The Interior Ministry cautioned Yemenis against firing their weapons or setting off firecrackers, saying those who violate the order would be prosecuted.

Three other names appeared on presidential ballots, but one of the candidates dropped out of the race a few days before election day and another urged his supporters to vote for bin Shamlan. The commission statement said Fathi al-Azab got 24,524 votes, or 0.46 percent; Yassin Abdu Saeed won 21,642, or 0.40 percent; and Ahmed al-Majidi earned 8,324, or 0.15 percent.

The opposition's rejection of the results will likely increase tension between Saleh's ruling party, the General People's Congress, and the opposition Joint Meeting of Parties.

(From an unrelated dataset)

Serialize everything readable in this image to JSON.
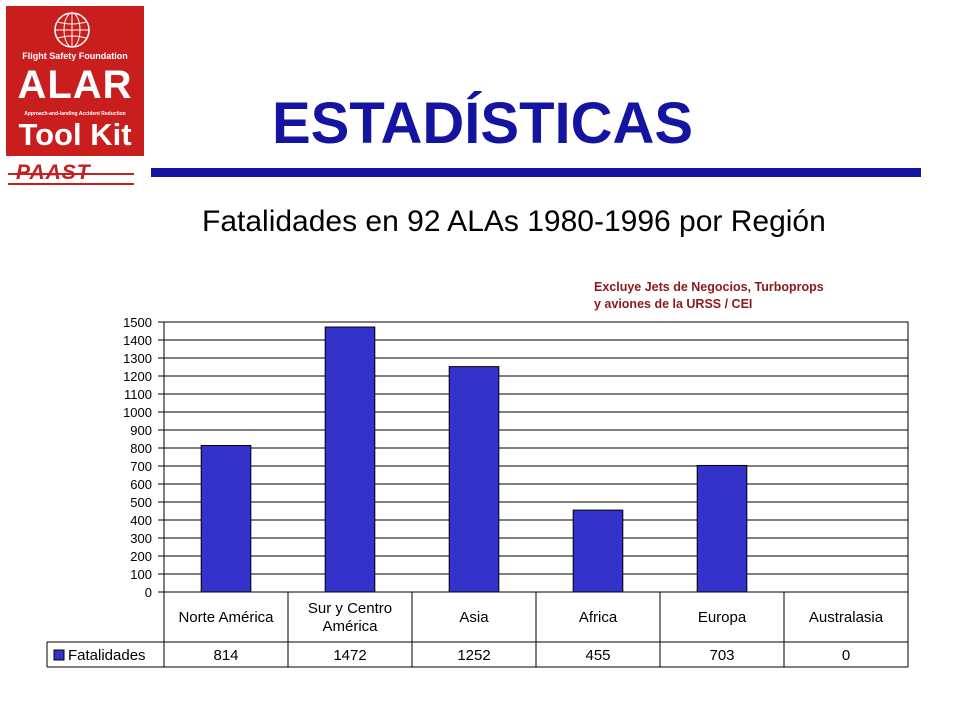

On Friday, the opposition threatened to encourage millions of supporters to take to the streets to prove they numbered more than initial election results indicated.

Yemeni Foreign Minister Abubakr al-Qirbi has rejected claims of fraud and said the criticism raised government concerns that opposition parties "are not really committed to democracy, that their interest is really to rule, and not to promote democracy."

Saleh has ruled since 1978, first as president of North Yemen and then as head of the unified state after the May 1990 merger of North and South. He was re-elected for another seven-year term.

Bin Shamlan ran refineries in South Yemen during the 1970s and was an executive for a Saudi oil company in London. He served as minister of infrastructure and minister of oil in the government of South Yemen. He resigned from parliament in 1995 to protest government corruption.